Peanut Butter Cups and Professionalism

Work life and personal life aren’t always “two great tastes that taste great together.”  But in today’s workplace, it is inevitable that they will mix.  A recent post on Management Issues asked how much personal time was allowable during the workday, as many workers confessed to spending up to two hours a day on maintaining their personal lives.

The gut reaction you seem to get from that is surprise at people spending 25% of their work day on personal distractions.  But I think it’s important to challenge that reaction, for a number of reasons.

  1. 25% is misleading. Our work days are no longer 9-5, and haven’t been for some time.
  2. This isn’t the world of a half-century ago, with rigid roles for family members.  When both spouses work, one of them is going to have to take time out of the work day to deal with life events that require maintenance during business hours.
  3. How much of that time is made up by decreased availability in what was once sacred personal time?  We carry our Blackberries to our kids’ little league games, we answer emails before our commutes and after our dinners.
  4. The lines between personal and professional “maintenance” can get very blurry these days.  As I write this post, am I working late on a Sunday night, or choosing an odd form of recreation?  My boss might think this activity is not work-related, but I bet my wife (currently feeding the baby in the other room) would feel differently.  Similarly, when I drafted my Atmos post on company time, was I goofing off or working?

All this fades in importance to my most important factor, however.  I believe in professionalism. I believe in trusting professionals to perform their jobs, and I want my management to trust me to as a professional as well.  I tell my team members this, explicitly.  I don’t require someone to take personal time if they have to come in late because of a doctor’s appointment, but I also know that when a hot customer issue comes in on a Friday I can expect that same person to babysit the problem over the weekend.

I don’t know if this world is better or worse than the world where the company owned you from 9 to 5 and you owned your time the remainder of the day.  But I do know that the end result is the same — talented and professional individuals will rise to the top and become known as productive team members.  If they happen to spend 2 hours a day emailing their family members and paying their credit card bills online, and still shine bright, I’m more than happy to enable that success.
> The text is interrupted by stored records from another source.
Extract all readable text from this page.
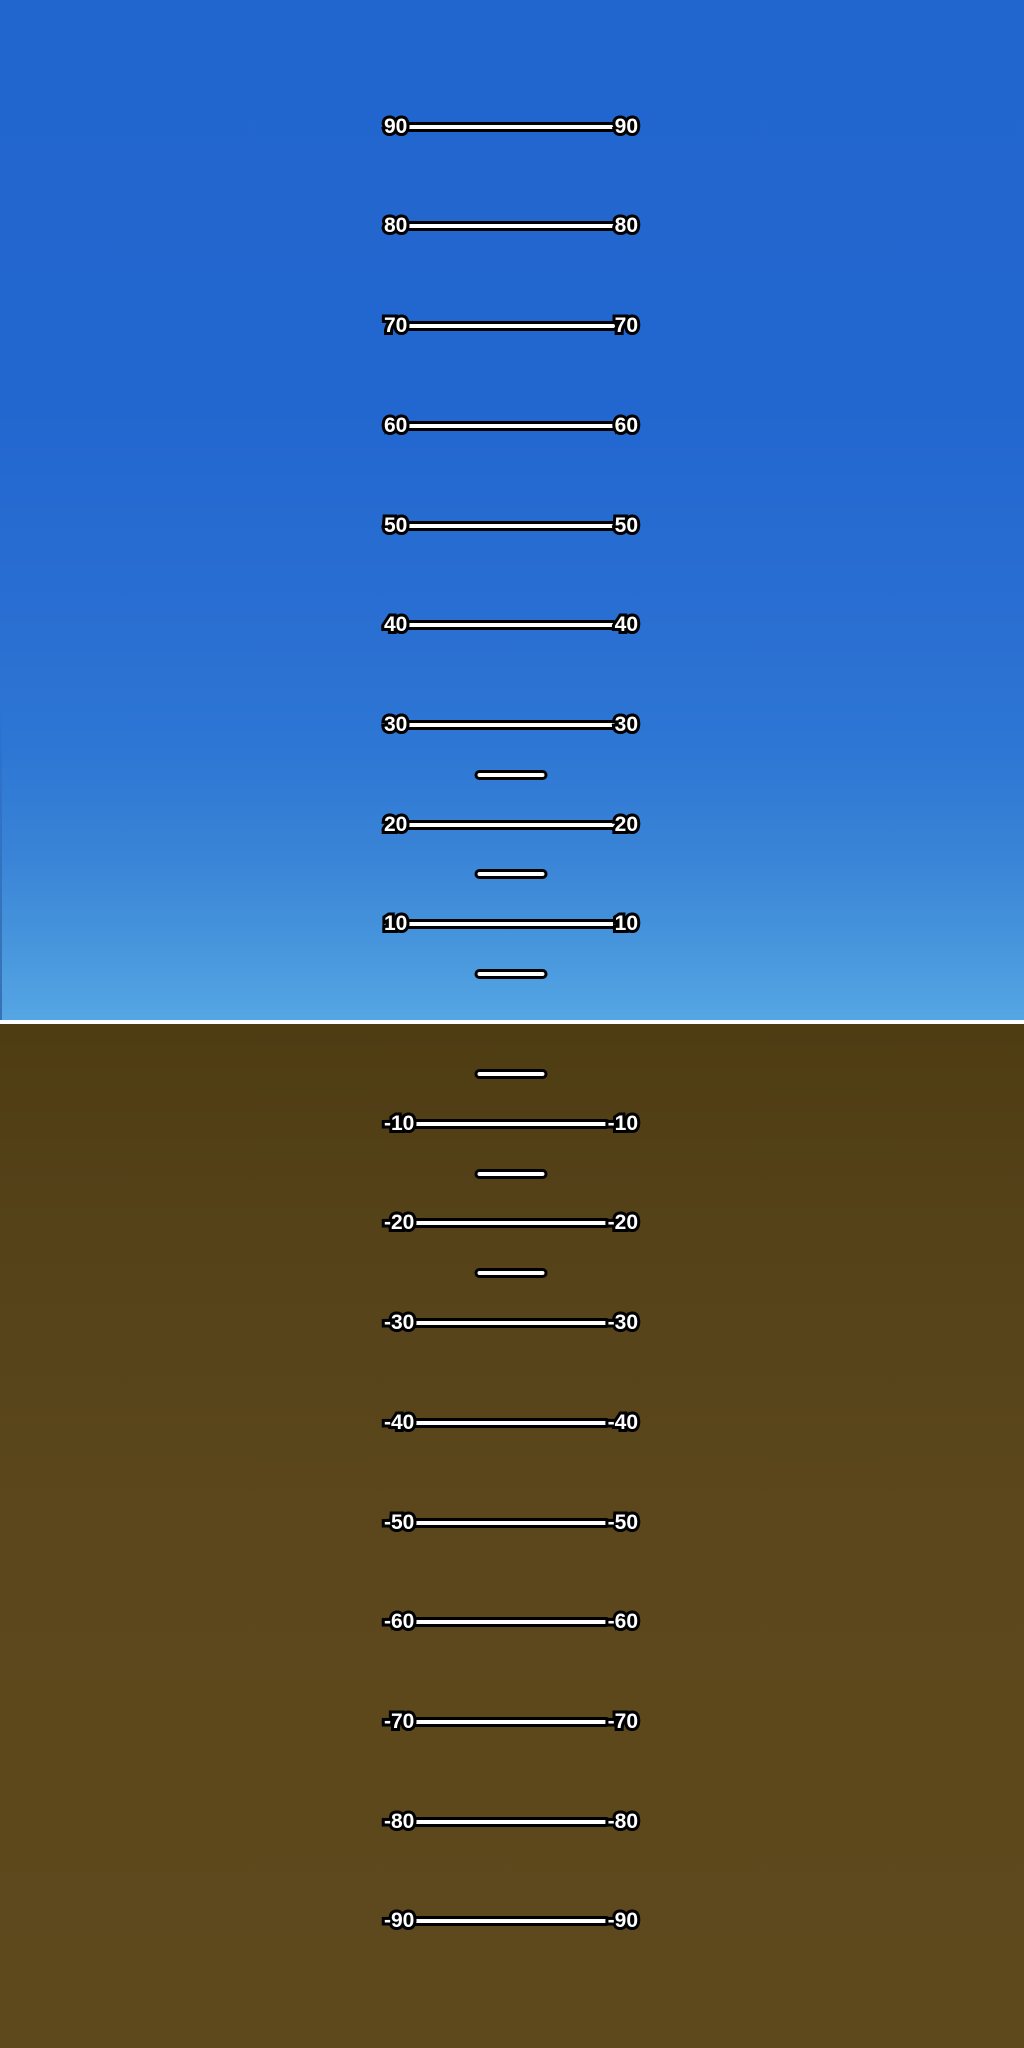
90	90
80	80
70	70
60	60
50	50
40	40
30	30
20	20
10	10
-10	-10
-20	-20
-30	-30
-40	-40
-50	-50
-60	-60
-70	-70
-80	-80
-90	-90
(Some of my faithful readers may think I’m contradicting myself.  In the past I’ve spoken about defining clear lines between personal time and work time.  I still believe this is important, but not every day.  I still leave my Blackberry at home when I go on a dinner date, just like I’ll ask my wife not to call when I’m locked in my office working on performance reviews.  Part of being a professional is knowing when the boundaries need to be rigid, and knowing when they are flexible.)